While the information about the applications of tea party and other groups for tax-exempt 501(c)(4) "social welfare" status has been causing a feeding frenzy in the press, the Obama Administration continues to pander to the right by agreeing Monday that the use of terms designating primarily tea party and other groups with politically important terms in their names for scrutiny was intolerable. This is the kind of statement that makes it difficult for the IRS to retain employees, in an underfunded agency with a highly visible mission to collect taxes, including from people who don't want to pay them.
I'm not convinced that it was anything other than a political deaf ear to how the right would respond when it was disclosed. After all, there were thousands of new conservative groups seeking approval at the height of tea-party mania, and many of those groups were likely to be conducting considerable political activity that might make them inelgible for (c)(4) status. It is much more likely that targeting such groups was simply a political no-no because of the hue and cry that right-wingers in Congress and out would raise (as they have), rather than that it was an improper exercise of the IRS's limited resources to select groups for review.

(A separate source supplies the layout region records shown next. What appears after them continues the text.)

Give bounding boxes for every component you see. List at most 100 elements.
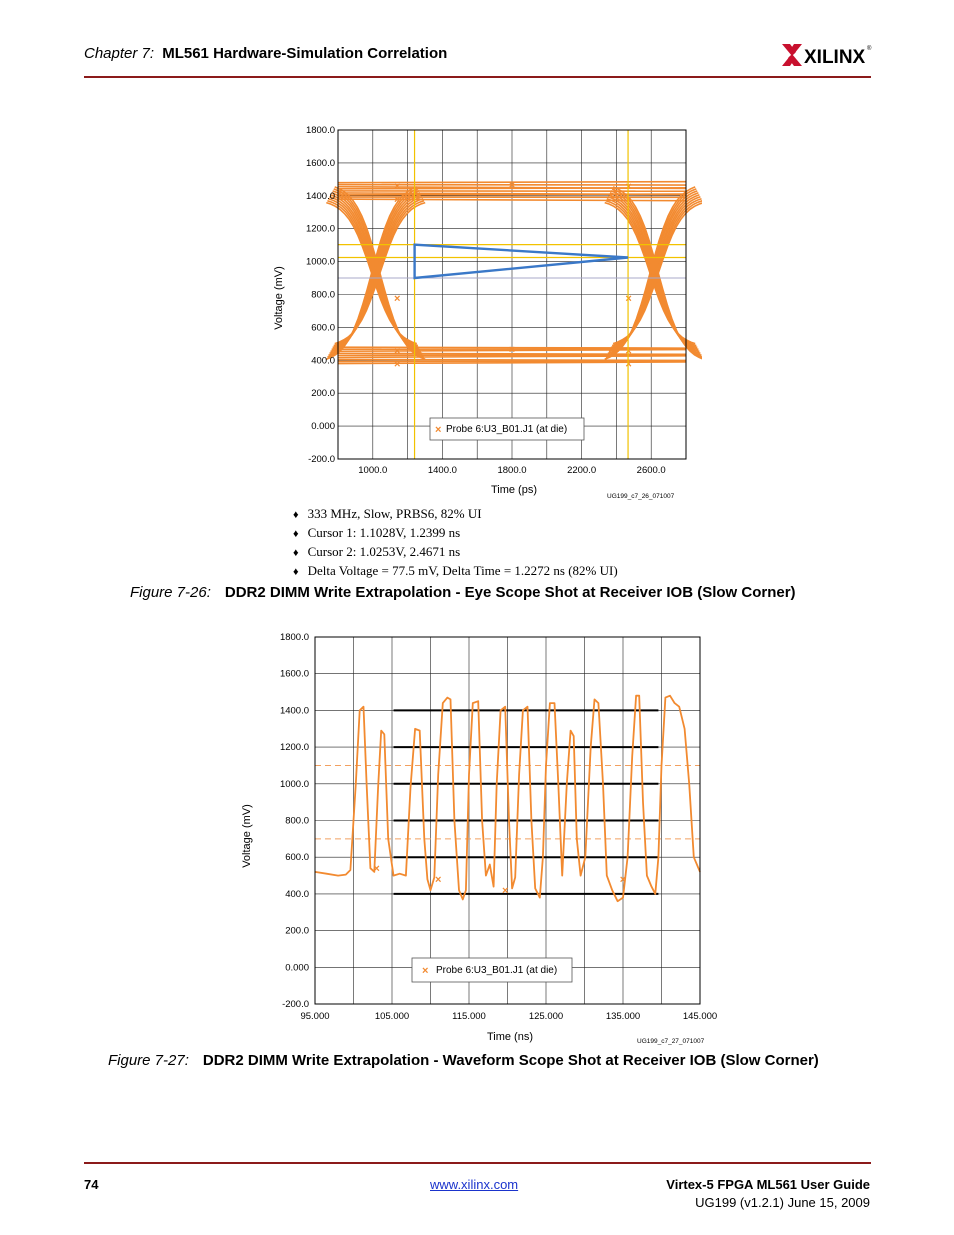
eye-plot-frame [337, 129, 687, 460]
waveform-x-tick-label: 105.000 [375, 1011, 409, 1022]
waveform-y-tick-label: 1800.0 [280, 632, 309, 643]
waveform-y-tick-label: -200.0 [282, 999, 309, 1010]
eye-y-tick-label: -200.0 [308, 454, 335, 465]
eye-y-tick-label: 1600.0 [306, 158, 335, 169]
waveform-marker: × [502, 885, 508, 897]
eye-trace-marker: × [509, 179, 515, 191]
page-number: 74 [84, 1177, 99, 1192]
eye-overlay [338, 130, 686, 459]
eye-trace-falling [329, 195, 421, 351]
waveform-x-tick-label: 125.000 [529, 1011, 563, 1022]
waveform-marker: × [620, 874, 626, 886]
chapter-label: Chapter 7: [84, 45, 155, 62]
figure1-caption-label: Figure 7-26: [130, 584, 211, 601]
note-item: 333 MHz, Slow, PRBS6, 82% UI [293, 505, 618, 524]
waveform-y-tick-label: 0.000 [285, 962, 309, 973]
eye-trace-falling [331, 192, 423, 355]
eye-mask [413, 243, 629, 280]
figure2-caption-label: Figure 7-27: [108, 1052, 189, 1069]
eye-traces: ×××××××××××× [325, 179, 702, 371]
eye-y-tick-label: 800.0 [311, 290, 335, 301]
eye-y-tick-label: 1000.0 [306, 257, 335, 268]
eye-x-tick-label: 2200.0 [567, 465, 596, 476]
eye-figure-id: UG199_c7_26_071007 [607, 493, 675, 500]
xilinx-logo-registered: ® [867, 45, 872, 52]
eye-trace-marker: × [394, 194, 400, 206]
eye-x-tick-label: 1000.0 [358, 465, 387, 476]
waveform-chart: × × × × 1800.0 1600.0 1400.0 1200.0 1000.0 800.0… [241, 632, 717, 1045]
waveform-legend-label: Probe 6:U3_B01.J1 (at die) [436, 965, 557, 976]
figure1-notes: 333 MHz, Slow, PRBS6, 82% UI Cursor 1: 1… [293, 505, 618, 581]
waveform-marker: × [373, 863, 379, 875]
eye-y-tick-label: 400.0 [311, 355, 335, 366]
xilinx-logo-mark-icon [782, 44, 802, 66]
eye-y-axis-title: Voltage (mV) [273, 266, 285, 330]
eye-trace-falling [326, 201, 418, 345]
eye-x-axis-title: Time (ps) [491, 484, 537, 496]
waveform-y-tick-label: 200.0 [285, 926, 309, 937]
waveform-x-tick-label: 145.000 [683, 1011, 717, 1022]
eye-trace-marker: × [394, 345, 400, 357]
eye-y-tick-label: 1800.0 [306, 125, 335, 136]
chapter-header: Chapter 7: ML561 Hardware-Simulation Cor… [84, 45, 447, 62]
xilinx-logo: XILINX ® [782, 44, 872, 68]
waveform-figure-id: UG199_c7_27_071007 [637, 1038, 705, 1045]
xilinx-link[interactable]: www.xilinx.com [430, 1177, 519, 1192]
waveform-y-axis-title: Voltage (mV) [241, 804, 253, 868]
waveform-trace [314, 694, 701, 903]
waveform-y-tick-label: 1400.0 [280, 705, 309, 716]
eye-y-tick-label: 1200.0 [306, 224, 335, 235]
waveform-y-tick-label: 800.0 [285, 816, 309, 827]
eye-trace-marker: × [394, 293, 400, 305]
eye-legend-box [429, 417, 585, 441]
eye-trace-falling [328, 197, 420, 349]
figure2-caption-title: DDR2 DIMM Write Extrapolation - Waveform… [202, 1052, 819, 1069]
waveform-y-ticks: 1800.0 1600.0 1400.0 1200.0 1000.0 800.0 600.0… [280, 632, 309, 1010]
eye-trace-marker: × [509, 344, 515, 356]
eye-legend-label: Probe 6:U3_B01.J1 (at die) [446, 424, 567, 435]
figure1-caption-title: DDR2 DIMM Write Extrapolation - Eye Scop… [224, 584, 796, 601]
waveform-x-axis-title: Time (ns) [487, 1031, 533, 1043]
figure1-caption: Figure 7-26: DDR2 DIMM Write Extrapolatio… [130, 584, 796, 601]
eye-trace-falling [604, 201, 696, 345]
waveform-y-tick-label: 400.0 [285, 889, 309, 900]
eye-diagram-chart: ×××××××××××× 1800.0 1600.0 1400.0 1200.0 100… [273, 125, 702, 500]
eye-x-tick-label: 1400.0 [428, 465, 457, 476]
eye-trace-falling [609, 192, 701, 355]
note-item: Cursor 2: 1.0253V, 2.4671 ns [293, 543, 618, 562]
figure2-caption: Figure 7-27: DDR2 DIMM Write Extrapolatio… [108, 1052, 819, 1069]
eye-x-tick-label: 2600.0 [637, 465, 666, 476]
eye-x-tick-label: 1800.0 [497, 465, 526, 476]
eye-legend: × Probe 6:U3_B01.J1 (at die) [429, 417, 585, 441]
waveform-y-tick-label: 1200.0 [280, 742, 309, 753]
waveform-x-tick-label: 115.000 [452, 1011, 486, 1022]
waveform-y-tick-label: 1600.0 [280, 669, 309, 680]
waveform-reference-lines [315, 709, 700, 895]
guide-title: Virtex-5 FPGA ML561 User Guide [666, 1177, 870, 1192]
waveform-y-tick-label: 600.0 [285, 852, 309, 863]
eye-trace-low [337, 358, 687, 362]
eye-y-ticks: 1800.0 1600.0 1400.0 1200.0 1000.0 800.0 600.0… [306, 125, 335, 465]
eye-trace-falling [606, 197, 698, 349]
waveform-x-tick-label: 95.000 [300, 1011, 329, 1022]
header-rule [84, 76, 871, 78]
chapter-title: ML561 Hardware-Simulation Correlation [162, 45, 448, 62]
waveform-plot-frame [314, 636, 701, 1005]
note-item: Cursor 1: 1.1028V, 1.2399 ns [293, 524, 618, 543]
eye-y-tick-label: 200.0 [311, 388, 335, 399]
eye-y-tick-label: 0.000 [311, 421, 335, 432]
note-item: Delta Voltage = 77.5 mV, Delta Time = 1.… [293, 562, 618, 581]
waveform-markers: × × × × [373, 863, 626, 897]
waveform-legend: × Probe 6:U3_B01.J1 (at die) [411, 957, 573, 983]
waveform-legend-marker-icon: × [422, 965, 428, 977]
eye-trace-falling [334, 186, 426, 361]
waveform-legend-box [411, 957, 573, 983]
xilinx-logo-text: XILINX [804, 47, 866, 68]
eye-x-ticks: 1000.0 1400.0 1800.0 2200.0 2600.0 [358, 465, 665, 476]
footer-rule [84, 1162, 871, 1164]
waveform-marker: × [435, 874, 441, 886]
waveform-x-ticks: 95.000 105.000 115.000 125.000 135.000 145.00… [300, 1011, 717, 1022]
eye-y-tick-label: 600.0 [311, 322, 335, 333]
eye-trace-marker: × [394, 359, 400, 371]
doc-id: UG199 (v1.2.1) June 15, 2009 [695, 1195, 870, 1210]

Now Eric Holder has announced that he has ordered the Justice Department and FBI to investigate whether IRS officials broke any criminal laws in singling out groups for special scrutiny. Shear & Shane, Justice Department Opens Criminal Inquiry Into I.R.S. Audits, New York Times (May 14, 2013).
We don't investigate federal government officials for targeting US citizens for assassination by drone or for imprisoning US citizens in military brigs, but we start an investigation of mid-level IRS officials trying to find reasonable ways to filter the many political groups who apply for (c)(4) status to find those that are inelgible? Sounds like skewed priorities to me. Especially when the IRS's inspector general is already investigating the gency and is expected to release its report in a few days, describing in detail the way the agency screened political groups for extra scrutiny.
And of course, a Republican in Congress has already introduced a bill to make it illegal for the IRS to 'target' political groups.
Are there other options to prevent the recurrence of these issues? One idea is to publish all donors: If a (c)(4) is funded almost exclusively by a party machine, the public should know about it. Another idea is to eliminate tax-exempt status for any group that does any political campaigning or lobbying. Another is to require all tax-exempt groups to provide a full monthy report of activities on their website, listing every event and every contact of any member or agent of the group with any sitting official or any political candidate. The price of tax-exemption would be transparency regarding the organization's activities.